Bug: postal code field doesn't auto-fill

Symptom: User enters 100-0001 expecting prefecture/city to populate; nothing happens. Root cause: JP postal-code lookup not integrated. Fix: integrate a postal-code-to-address API (Japan Post API or similar).

Bug: name fields don't accept full-width katakana

Symptom: User enters カタカナ, validation rejects. Root cause: regex set to ASCII characters only. Fix: allow Unicode input, validate appropriately for the field.

Bug: searches fail on katakana-hiragana variants

Symptom: the user searches 「カメラ」 and gets results, but a search for 「かめら」 (rare) returns nothing. Root cause: search index doesn't normalize. Fix: normalize at index time (kana folding) or at query time.

A Native Usability Test

The most underrated step in JP QA: a 30-minute usability test with one native user.

The protocol:

  1. Install the app on a JP-locale phone.
  2. Hand the phone to the user with no instructions.
  3. Ask them to "use the app for 10 minutes as you normally would."
  4. Observe. Note where they pause, frown, or backtrack.
  5. After 10 minutes, ask: "What confused you? What felt off? Would you keep using this?"

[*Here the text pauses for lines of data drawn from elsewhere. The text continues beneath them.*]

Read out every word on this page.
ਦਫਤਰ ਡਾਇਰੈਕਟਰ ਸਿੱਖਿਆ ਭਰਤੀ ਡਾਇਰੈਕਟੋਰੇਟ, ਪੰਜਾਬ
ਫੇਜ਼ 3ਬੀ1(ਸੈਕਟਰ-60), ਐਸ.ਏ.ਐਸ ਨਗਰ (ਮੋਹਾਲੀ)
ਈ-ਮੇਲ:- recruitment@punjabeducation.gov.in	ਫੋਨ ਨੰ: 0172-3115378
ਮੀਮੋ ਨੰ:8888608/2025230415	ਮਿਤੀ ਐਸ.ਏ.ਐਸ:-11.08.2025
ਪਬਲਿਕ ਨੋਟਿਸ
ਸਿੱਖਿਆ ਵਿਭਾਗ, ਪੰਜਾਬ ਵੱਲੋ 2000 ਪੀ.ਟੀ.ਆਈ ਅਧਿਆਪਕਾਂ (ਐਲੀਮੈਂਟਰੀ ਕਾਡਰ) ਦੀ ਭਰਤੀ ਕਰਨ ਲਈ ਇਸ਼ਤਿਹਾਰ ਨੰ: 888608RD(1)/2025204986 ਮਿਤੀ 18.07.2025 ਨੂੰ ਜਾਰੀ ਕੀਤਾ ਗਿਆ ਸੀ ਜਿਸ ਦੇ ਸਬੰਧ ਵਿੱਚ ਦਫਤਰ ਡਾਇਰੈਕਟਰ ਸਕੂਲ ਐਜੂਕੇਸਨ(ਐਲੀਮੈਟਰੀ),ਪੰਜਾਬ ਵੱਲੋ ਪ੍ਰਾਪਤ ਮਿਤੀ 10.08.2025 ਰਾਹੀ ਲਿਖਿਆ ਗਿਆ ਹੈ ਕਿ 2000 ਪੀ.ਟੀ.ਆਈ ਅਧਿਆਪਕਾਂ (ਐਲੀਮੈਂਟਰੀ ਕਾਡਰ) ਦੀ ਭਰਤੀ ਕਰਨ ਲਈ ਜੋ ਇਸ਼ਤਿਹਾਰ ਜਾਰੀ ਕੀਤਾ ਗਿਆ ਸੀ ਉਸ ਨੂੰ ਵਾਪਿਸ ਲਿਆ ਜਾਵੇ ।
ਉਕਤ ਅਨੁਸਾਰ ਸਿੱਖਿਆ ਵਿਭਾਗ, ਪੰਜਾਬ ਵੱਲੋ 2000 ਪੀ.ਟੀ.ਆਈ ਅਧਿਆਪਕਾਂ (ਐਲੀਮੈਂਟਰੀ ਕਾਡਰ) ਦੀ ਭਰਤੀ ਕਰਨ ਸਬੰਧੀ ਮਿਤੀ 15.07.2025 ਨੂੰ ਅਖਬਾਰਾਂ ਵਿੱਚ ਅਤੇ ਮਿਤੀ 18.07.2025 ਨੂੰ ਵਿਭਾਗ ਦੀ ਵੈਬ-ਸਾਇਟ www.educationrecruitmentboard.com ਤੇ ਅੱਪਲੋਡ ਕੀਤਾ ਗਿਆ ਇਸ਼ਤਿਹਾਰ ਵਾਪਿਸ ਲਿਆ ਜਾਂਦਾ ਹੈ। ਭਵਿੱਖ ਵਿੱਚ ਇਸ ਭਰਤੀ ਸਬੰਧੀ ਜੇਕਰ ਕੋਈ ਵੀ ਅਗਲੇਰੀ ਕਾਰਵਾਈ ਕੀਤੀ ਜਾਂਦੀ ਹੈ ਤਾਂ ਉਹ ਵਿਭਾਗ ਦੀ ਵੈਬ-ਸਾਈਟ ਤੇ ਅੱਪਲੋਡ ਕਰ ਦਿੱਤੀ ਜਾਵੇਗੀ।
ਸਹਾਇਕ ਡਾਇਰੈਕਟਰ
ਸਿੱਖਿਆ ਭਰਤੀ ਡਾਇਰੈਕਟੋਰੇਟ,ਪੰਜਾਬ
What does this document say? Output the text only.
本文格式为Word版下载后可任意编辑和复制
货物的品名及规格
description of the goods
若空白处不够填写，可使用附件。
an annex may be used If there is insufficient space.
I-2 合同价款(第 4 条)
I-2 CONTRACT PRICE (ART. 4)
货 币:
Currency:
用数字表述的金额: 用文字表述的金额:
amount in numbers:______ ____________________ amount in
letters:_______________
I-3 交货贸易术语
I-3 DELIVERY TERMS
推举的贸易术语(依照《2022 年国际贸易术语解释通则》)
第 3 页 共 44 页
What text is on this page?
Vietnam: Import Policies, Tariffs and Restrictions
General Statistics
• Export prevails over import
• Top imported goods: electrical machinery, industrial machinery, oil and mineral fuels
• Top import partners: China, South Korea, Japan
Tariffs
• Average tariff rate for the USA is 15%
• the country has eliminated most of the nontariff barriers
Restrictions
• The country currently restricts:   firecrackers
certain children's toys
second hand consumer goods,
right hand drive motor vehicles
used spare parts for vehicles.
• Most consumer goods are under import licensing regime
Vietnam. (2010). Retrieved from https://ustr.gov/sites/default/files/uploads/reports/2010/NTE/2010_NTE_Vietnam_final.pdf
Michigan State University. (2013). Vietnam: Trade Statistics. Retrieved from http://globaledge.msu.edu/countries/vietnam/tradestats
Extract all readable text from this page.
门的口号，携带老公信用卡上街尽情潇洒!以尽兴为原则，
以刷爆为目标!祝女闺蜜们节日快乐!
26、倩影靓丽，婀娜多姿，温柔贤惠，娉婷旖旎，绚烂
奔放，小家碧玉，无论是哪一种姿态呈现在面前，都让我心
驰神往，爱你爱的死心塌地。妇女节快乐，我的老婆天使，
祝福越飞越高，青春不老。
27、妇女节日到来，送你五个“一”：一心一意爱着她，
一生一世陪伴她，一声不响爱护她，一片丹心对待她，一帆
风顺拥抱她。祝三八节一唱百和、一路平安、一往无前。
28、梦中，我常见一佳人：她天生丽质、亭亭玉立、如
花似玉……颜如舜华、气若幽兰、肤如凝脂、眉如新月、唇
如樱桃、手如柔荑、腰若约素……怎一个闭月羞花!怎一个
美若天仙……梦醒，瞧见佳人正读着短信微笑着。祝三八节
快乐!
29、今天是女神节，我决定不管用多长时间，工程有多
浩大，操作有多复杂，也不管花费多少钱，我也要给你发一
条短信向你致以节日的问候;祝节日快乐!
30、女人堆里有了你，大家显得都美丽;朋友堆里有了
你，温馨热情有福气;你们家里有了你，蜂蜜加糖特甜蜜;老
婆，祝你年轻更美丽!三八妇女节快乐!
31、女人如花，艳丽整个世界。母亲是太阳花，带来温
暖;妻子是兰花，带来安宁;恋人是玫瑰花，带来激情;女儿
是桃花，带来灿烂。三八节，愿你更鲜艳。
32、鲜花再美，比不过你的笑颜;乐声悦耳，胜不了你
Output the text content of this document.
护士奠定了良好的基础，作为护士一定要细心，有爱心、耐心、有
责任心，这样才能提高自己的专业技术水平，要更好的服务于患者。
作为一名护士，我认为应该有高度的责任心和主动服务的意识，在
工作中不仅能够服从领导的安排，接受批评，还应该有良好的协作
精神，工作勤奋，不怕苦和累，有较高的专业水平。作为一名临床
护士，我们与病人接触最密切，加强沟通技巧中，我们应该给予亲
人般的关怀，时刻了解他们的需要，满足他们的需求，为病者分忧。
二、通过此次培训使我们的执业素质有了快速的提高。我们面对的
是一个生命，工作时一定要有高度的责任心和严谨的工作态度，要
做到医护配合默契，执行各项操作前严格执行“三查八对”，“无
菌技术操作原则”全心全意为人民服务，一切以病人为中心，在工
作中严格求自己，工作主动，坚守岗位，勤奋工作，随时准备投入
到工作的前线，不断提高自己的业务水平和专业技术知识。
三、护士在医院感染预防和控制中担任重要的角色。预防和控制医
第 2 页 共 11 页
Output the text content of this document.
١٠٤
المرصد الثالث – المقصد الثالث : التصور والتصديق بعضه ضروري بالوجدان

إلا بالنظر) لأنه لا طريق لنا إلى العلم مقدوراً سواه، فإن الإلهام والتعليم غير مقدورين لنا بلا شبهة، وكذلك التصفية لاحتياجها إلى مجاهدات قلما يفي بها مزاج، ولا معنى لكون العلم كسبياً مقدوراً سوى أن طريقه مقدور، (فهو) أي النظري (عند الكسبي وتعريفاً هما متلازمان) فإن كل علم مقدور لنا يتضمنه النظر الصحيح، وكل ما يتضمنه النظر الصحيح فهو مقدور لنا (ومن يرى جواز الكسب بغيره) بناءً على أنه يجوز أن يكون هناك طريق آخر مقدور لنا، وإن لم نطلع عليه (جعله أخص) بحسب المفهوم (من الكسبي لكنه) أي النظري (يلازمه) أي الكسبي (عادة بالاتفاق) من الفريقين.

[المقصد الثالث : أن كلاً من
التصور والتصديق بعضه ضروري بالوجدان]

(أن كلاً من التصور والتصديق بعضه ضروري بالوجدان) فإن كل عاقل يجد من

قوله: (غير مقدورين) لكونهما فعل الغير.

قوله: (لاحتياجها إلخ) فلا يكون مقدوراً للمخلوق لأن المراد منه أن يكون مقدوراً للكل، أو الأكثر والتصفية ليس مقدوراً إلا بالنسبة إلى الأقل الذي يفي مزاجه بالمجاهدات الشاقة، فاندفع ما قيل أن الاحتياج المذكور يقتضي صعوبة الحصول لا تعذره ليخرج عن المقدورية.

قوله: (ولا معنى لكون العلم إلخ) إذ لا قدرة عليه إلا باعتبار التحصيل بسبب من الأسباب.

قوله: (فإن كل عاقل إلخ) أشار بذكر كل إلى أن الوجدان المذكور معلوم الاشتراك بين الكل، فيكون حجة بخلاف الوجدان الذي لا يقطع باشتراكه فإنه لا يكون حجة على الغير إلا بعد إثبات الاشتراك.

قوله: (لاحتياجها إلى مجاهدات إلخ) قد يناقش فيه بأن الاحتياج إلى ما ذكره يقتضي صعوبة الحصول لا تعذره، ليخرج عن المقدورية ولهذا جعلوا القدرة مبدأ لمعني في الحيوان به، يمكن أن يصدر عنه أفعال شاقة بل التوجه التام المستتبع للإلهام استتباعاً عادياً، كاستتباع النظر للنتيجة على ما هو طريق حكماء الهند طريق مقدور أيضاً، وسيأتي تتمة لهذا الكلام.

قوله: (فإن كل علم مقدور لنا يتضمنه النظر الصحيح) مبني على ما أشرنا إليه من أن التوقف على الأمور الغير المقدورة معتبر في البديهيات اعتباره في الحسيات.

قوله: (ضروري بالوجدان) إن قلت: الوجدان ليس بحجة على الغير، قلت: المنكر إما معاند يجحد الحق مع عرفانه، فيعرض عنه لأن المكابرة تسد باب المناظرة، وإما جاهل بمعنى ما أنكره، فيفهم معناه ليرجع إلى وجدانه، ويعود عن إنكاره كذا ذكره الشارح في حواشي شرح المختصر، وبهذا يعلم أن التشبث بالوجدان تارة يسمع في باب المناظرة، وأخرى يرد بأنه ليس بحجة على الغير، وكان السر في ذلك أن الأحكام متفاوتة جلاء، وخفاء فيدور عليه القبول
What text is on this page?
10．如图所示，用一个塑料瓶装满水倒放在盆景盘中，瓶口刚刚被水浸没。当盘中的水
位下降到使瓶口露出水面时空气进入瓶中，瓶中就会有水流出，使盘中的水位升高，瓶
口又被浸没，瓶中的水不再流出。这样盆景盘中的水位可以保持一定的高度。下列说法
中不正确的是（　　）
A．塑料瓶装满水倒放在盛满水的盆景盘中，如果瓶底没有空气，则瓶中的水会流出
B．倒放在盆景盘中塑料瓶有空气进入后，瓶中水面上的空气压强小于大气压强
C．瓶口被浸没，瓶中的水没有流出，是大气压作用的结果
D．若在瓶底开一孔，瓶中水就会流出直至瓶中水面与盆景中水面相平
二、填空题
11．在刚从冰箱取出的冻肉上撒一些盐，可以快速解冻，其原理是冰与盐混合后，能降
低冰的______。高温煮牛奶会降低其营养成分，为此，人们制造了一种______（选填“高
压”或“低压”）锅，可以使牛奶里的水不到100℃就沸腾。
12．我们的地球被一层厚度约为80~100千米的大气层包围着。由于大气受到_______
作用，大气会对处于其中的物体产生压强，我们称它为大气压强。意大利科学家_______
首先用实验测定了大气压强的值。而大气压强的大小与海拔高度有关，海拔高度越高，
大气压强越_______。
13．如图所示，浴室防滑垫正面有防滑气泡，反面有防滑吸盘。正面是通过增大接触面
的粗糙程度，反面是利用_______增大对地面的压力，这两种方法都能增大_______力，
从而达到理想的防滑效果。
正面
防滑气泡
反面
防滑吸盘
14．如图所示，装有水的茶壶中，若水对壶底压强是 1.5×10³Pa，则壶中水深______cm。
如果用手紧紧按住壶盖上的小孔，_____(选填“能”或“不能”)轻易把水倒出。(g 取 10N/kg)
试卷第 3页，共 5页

You'll learn things no string-level review reveals. We've seen single 30-minute tests surface 5–10 issues that the translator and the dev team missed.

A Pre-Launch Sign-Off Document

Before submitting to the App Store / Play Console for the JP launch, create a sign-off document with:

  • Confirmation of every checklist item above.
  • Screenshots of 20+ key screens in Japanese.
  • Translator approval.
  • Native QA approval.
  • Engineering approval that backend localization works.

This forces explicit accountability for the launch quality.